L’OMS a déclaré qu’elle incorporait les enseignements tirés des phases précédentes de la réponse dans les opérations en cours, et continuait également à identifier les stratégies d’atténuation des risques et les opérations de décentralisation, ce qui pourrait signifier «faire valoir aux donateurs qu’il est nécessaire de fournir plus de financement pour ce que est considéré comme des frais de personnel ».

Jeremy Konyndyk, chercheur principal en politique au Center for Global Development qui a dirigé une mission de surveillance l’année dernière pour examiner la gestion de l’épidémie par l’OMS, a déclaré qu’une partie du problème entrant dans la riposte était le manque de capacités.
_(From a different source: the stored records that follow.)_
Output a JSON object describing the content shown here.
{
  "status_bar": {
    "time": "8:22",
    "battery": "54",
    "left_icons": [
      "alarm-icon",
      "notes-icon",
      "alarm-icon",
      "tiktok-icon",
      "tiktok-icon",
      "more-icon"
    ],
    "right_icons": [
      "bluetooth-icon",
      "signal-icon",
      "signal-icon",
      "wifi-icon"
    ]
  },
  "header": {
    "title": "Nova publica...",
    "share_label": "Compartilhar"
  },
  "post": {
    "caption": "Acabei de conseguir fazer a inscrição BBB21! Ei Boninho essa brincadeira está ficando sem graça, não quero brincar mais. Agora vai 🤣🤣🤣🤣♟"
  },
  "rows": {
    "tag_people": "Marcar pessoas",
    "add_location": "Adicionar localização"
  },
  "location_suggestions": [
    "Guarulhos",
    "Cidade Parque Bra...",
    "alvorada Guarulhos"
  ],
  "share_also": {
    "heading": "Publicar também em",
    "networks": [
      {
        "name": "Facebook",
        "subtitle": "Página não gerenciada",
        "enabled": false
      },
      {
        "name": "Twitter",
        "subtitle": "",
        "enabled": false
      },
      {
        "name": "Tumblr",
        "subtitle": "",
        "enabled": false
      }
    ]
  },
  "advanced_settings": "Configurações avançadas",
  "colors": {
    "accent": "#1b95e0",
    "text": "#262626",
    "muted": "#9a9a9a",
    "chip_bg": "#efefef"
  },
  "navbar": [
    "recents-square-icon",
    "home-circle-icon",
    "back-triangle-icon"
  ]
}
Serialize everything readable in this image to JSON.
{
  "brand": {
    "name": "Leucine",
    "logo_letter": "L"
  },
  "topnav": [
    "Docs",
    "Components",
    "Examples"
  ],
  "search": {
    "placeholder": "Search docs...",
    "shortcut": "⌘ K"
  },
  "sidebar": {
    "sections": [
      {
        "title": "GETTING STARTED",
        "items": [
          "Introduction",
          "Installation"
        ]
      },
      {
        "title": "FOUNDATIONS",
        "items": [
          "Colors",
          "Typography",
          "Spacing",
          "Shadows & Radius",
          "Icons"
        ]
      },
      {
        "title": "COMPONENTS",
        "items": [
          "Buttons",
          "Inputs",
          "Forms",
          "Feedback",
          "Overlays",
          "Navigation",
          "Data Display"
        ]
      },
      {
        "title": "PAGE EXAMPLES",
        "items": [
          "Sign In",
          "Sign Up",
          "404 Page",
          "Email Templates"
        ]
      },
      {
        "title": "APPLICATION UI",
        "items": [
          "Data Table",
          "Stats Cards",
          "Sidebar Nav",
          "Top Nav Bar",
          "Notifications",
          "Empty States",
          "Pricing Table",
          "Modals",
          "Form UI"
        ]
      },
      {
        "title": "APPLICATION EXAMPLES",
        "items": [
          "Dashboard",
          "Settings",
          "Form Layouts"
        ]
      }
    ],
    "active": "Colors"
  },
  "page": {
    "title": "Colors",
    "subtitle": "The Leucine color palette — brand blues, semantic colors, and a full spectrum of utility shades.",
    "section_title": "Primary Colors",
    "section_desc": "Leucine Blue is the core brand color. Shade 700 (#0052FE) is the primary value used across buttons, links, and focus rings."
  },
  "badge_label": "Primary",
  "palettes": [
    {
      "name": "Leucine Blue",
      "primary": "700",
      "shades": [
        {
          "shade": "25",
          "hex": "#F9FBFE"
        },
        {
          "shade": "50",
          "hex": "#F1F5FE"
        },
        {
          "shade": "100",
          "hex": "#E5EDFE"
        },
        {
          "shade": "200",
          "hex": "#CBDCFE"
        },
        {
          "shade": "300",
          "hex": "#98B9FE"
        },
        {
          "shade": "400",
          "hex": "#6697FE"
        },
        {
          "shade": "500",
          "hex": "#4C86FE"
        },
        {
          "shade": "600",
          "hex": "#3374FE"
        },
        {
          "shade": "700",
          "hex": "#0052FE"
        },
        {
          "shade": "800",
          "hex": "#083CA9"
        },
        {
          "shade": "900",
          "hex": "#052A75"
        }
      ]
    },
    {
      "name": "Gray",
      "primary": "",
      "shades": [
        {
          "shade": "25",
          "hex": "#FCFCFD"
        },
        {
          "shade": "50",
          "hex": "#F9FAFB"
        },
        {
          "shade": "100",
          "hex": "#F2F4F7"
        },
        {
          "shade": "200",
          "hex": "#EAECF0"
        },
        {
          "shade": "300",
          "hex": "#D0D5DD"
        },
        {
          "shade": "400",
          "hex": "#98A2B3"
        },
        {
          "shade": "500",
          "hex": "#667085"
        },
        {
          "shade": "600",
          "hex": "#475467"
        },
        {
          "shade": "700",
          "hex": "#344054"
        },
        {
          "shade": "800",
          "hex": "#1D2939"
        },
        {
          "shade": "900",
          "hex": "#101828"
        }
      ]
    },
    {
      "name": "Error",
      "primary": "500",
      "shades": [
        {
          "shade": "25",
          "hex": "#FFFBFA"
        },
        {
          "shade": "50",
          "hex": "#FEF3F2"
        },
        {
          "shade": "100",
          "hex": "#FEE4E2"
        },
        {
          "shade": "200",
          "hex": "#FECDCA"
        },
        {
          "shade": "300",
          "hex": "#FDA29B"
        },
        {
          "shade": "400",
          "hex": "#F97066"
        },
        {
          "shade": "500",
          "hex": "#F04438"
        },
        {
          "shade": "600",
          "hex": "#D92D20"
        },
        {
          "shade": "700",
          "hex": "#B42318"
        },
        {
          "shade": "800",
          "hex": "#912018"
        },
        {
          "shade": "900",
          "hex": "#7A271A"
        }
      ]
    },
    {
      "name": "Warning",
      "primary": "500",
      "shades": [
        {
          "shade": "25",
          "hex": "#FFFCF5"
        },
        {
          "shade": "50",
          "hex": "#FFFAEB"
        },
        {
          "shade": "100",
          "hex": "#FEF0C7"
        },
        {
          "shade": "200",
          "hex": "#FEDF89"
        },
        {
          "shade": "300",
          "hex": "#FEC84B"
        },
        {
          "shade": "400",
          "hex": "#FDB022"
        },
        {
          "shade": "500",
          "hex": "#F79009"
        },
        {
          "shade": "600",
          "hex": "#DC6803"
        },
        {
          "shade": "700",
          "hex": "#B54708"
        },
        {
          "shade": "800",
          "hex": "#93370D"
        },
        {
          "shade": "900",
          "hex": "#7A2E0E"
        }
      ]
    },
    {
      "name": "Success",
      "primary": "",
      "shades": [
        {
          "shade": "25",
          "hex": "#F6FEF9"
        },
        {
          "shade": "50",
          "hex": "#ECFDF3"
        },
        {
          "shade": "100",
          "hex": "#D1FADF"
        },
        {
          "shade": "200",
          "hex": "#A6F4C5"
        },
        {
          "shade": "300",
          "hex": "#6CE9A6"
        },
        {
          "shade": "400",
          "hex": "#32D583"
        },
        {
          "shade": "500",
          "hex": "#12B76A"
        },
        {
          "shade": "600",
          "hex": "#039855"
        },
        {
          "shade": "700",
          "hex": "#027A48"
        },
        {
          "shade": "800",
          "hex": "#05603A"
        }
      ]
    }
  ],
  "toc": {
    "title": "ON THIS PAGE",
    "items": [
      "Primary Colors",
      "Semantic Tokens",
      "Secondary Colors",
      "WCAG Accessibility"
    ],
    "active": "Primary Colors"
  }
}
«Les donateurs – et certainement la Banque mondiale – auraient probablement dû faire preuve de plus de diligence au départ pour comparer la capacité de gestion financière de l’OMS dans le pays aux risques contextuels et aux volumes d’argent qu’ils investissaient.»

«L’OMS ne disposait pas initialement de la capacité administrative sur le terrain pour gérer suffisamment ce volume d’argent dans ce type d’environnement difficile», a déclaré Konyndyk.

«Les donateurs – et certainement la Banque mondiale – auraient probablement dû faire preuve de plus de diligence au départ pour comparer la capacité de gestion financière de l’OMS dans le pays aux risques contextuels et aux volumes d’argent qu’ils investissaient.»

Harris a noté que la capacité de gestion financière a déjà augmenté pour l’équipe chargée de la réponse COVID-19 – pour laquelle l’OMS demande 1,7 milliard de dollars.

Dans le projet d’examen, les agences des Nations Unies ont été choisies pour une litanie de pratiques problématiques dans les opérations d’aide à travers le Congo, mais une section distincte sur la réponse Ebola a averti que certaines pratiques «représentent des risques graves pour l’intégrité – non seulement pour la réponse Ebola – mais pour toutes les réponses humanitaires au Nord-Kivu ».

Mais Konyndyk espérait que l’OMS serait en mesure de tirer des leçons de toute erreur dans la riposte à Ebola. « Je pense qu’ils reconnaissent le problème et font des ajustements », a-t-il déclaré. «Il s’agit en grande partie des difficultés croissantes de développer une capacité à travailler à grande échelle dans des endroits vraiment difficiles.»

Des reportages supplémentaires sur cette histoire ont été fournis par un journaliste dont le nom est caché pour des raisons de sécurité.

(Ce projet a été financé par l’European Journalism Center (EJC) via son programme de subvention pour le journalisme en santé mondiale pour la France. Bien que certains éléments de cette histoire soient exclusifs à TNH, d’autres éléments contenus ont déjà été publiés en français par Libération.)